Но вот посидел дед на своем ободранном пружинном стуле, да и направился к дверям. Только не к наружным, а к тем, за которыми сидят разные начальники с тонкими и толстыми книгами.
- Ты смотри ничего не трогай на столе, - предупредил он меня.
- Не, дедуся, я ничего не трону.
Только дедушка Прохор за собой прикрыл дверь, я бросился к ящику, но не успел взяться за трубку, как тотчас же за своей спиной услышал предупреждение какого-то мужчины:
- Мальчик, нельзя телефон трогать!
Но к чудесному ящику меня тянуло, как магнитом.
Однажды, придя в контору и дождавшись, когда дедушка Прохор по каким-то делам покинул свое место, я вытащил из кармана ножик и отрезал шнур, которым ящичек был привязан к стене.
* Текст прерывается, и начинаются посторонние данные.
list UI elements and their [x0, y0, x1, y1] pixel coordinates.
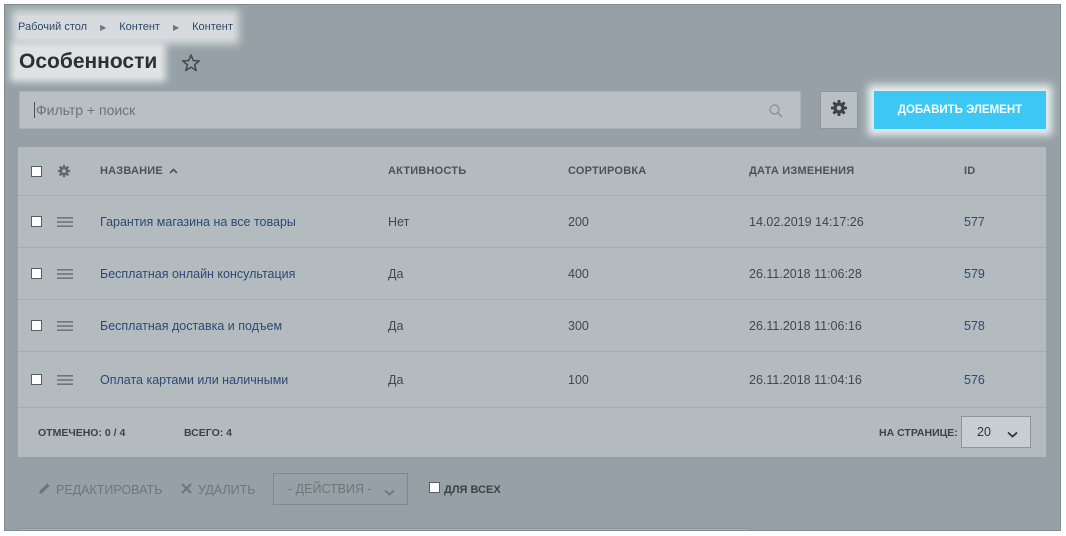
- filter-placeholder: Фильтр + поиск: [36, 102, 136, 118]
- table-row[interactable]: Бесплатная онлайн консультация Да 400 26…: [18, 247, 1046, 299]
- hamburger-menu-icon[interactable]: [57, 300, 73, 351]
- row-id-link[interactable]: 578: [964, 300, 985, 351]
- per-page-label: НА СТРАНИЦЕ:: [879, 426, 958, 439]
- table-header: НАЗВАНИЕ АКТИВНОСТЬ СОРТИРОВКА ДАТА ИЗМЕ…: [18, 147, 1046, 195]
- row-date: 26.11.2018 11:06:28: [749, 266, 862, 281]
- group-actions-panel: РЕДАКТИРОВАТЬ УДАЛИТЬ - ДЕЙСТВИЯ - ДЛЯ В…: [18, 465, 1046, 515]
- row-id-link[interactable]: 576: [964, 352, 985, 407]
- search-icon[interactable]: [768, 103, 784, 122]
- breadcrumb-item-desktop[interactable]: Рабочий стол: [18, 21, 87, 33]
- row-date: 14.02.2019 14:17:26: [749, 214, 864, 229]
- gear-icon: [830, 99, 848, 122]
- row-name-link[interactable]: Оплата картами или наличными: [100, 352, 288, 407]
- hamburger-menu-icon[interactable]: [57, 248, 73, 299]
- row-active: Да: [388, 266, 404, 281]
- delete-button[interactable]: УДАЛИТЬ: [181, 465, 255, 515]
- breadcrumb-item-content[interactable]: Контент: [119, 21, 160, 33]
- row-name-link[interactable]: Бесплатная онлайн консультация: [100, 248, 295, 299]
- breadcrumb-item-content-current[interactable]: Контент: [192, 21, 233, 33]
- row-date: 26.11.2018 11:04:16: [749, 372, 862, 387]
- column-header-sort[interactable]: СОРТИРОВКА: [568, 147, 646, 195]
- row-checkbox[interactable]: [31, 374, 42, 385]
- row-sort: 100: [568, 372, 589, 387]
- column-header-id[interactable]: ID: [964, 147, 975, 195]
- grid-page: Рабочий стол ▶ Контент ▶ Контент Особенн…: [4, 4, 1061, 531]
- column-header-date[interactable]: ДАТА ИЗМЕНЕНИЯ: [749, 147, 854, 195]
- filter-search-input[interactable]: Фильтр + поиск: [19, 91, 801, 129]
- row-sort: 400: [568, 266, 589, 281]
- chevron-right-icon: ▶: [100, 22, 107, 32]
- star-icon[interactable]: [181, 53, 201, 73]
- row-checkbox[interactable]: [31, 320, 42, 331]
- text-cursor: [34, 102, 35, 118]
- for-all-checkbox[interactable]: [429, 481, 440, 493]
- for-all-toggle[interactable]: ДЛЯ ВСЕХ: [429, 465, 501, 515]
- row-name-link[interactable]: Гарантия магазина на все товары: [100, 196, 296, 247]
- row-name-link[interactable]: Бесплатная доставка и подъем: [100, 300, 282, 351]
- total-count: ВСЕГО: 4: [184, 426, 233, 439]
- add-element-button[interactable]: ДОБАВИТЬ ЭЛЕМЕНТ: [874, 91, 1046, 129]
- bottom-panel-edge: [18, 528, 750, 530]
- pencil-icon: [38, 482, 51, 498]
- sort-asc-icon: [169, 165, 178, 177]
- table-row[interactable]: Гарантия магазина на все товары Нет 200 …: [18, 195, 1046, 247]
- close-icon: [181, 483, 192, 497]
- row-sort: 200: [568, 214, 589, 229]
- breadcrumb: Рабочий стол ▶ Контент ▶ Контент: [18, 16, 233, 38]
- hamburger-menu-icon[interactable]: [57, 352, 73, 407]
- chevron-down-icon: [1007, 427, 1018, 441]
- column-header-name[interactable]: НАЗВАНИЕ: [100, 147, 178, 195]
- column-settings-gear-icon[interactable]: [57, 147, 71, 195]
- column-header-active[interactable]: АКТИВНОСТЬ: [388, 147, 466, 195]
- row-checkbox[interactable]: [31, 216, 42, 227]
- grid-footer: ОТМЕЧЕНО: 0 / 4 ВСЕГО: 4 НА СТРАНИЦЕ: 20: [18, 407, 1046, 457]
- chevron-right-icon: ▶: [172, 22, 180, 32]
- settings-button[interactable]: [820, 91, 858, 129]
- row-id-link[interactable]: 579: [964, 248, 985, 299]
- hamburger-menu-icon[interactable]: [57, 196, 73, 247]
- row-date: 26.11.2018 11:06:16: [749, 318, 862, 333]
- table-row[interactable]: Оплата картами или наличными Да 100 26.1…: [18, 351, 1046, 407]
- table-row[interactable]: Бесплатная доставка и подъем Да 300 26.1…: [18, 299, 1046, 351]
- row-sort: 300: [568, 318, 589, 333]
- chevron-down-icon: [384, 485, 395, 499]
- per-page-select[interactable]: 20: [961, 416, 1031, 448]
- page-title: Особенности: [19, 50, 158, 73]
- row-active: Нет: [388, 214, 410, 229]
- row-active: Да: [388, 372, 404, 387]
- page-title-box: Особенности: [15, 47, 162, 77]
- edit-button[interactable]: РЕДАКТИРОВАТЬ: [38, 465, 162, 515]
- row-checkbox[interactable]: [31, 268, 42, 279]
- selected-count: ОТМЕЧЕНО: 0 / 4: [38, 426, 126, 439]
- select-all-checkbox[interactable]: [31, 165, 42, 177]
- actions-dropdown[interactable]: - ДЕЙСТВИЯ -: [273, 473, 408, 505]
- row-active: Да: [388, 318, 404, 333]
- elements-table: НАЗВАНИЕ АКТИВНОСТЬ СОРТИРОВКА ДАТА ИЗМЕ…: [18, 147, 1046, 407]
- row-id-link[interactable]: 577: [964, 196, 985, 247]
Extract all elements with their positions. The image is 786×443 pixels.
Когда отрезал, меня чем-то стукнуло, я очень испугался, схватил ящичек и побежал в свой двор. Забежав в козий сарайчик, я поставил ящичек на кормушку, повертел ручку, как делал дедушка Прохор, потом взял трубку и стал говорить:
- Бабушка, бабушка, возьми меня отсюда, хозяйка совсем забила меня, не дает никакой жизни, а от крика ее ребенка хоть лезь на стену. И еще меня совсем заели вши, я сказал хозяйке об этом, а она говорит - это хорошо, вши заводятся к деньгам. Ей-то, конечно, хорошо. Она с базара деньги целыми пачками таскает, а мне так нет никакого терпения.
О пропаже телефона тут же хватились и стали, конечно, искать меня, а когда нашли и отлупцевали, то мне уж телефон был не нужен: я бабушке высказал все, что хотел.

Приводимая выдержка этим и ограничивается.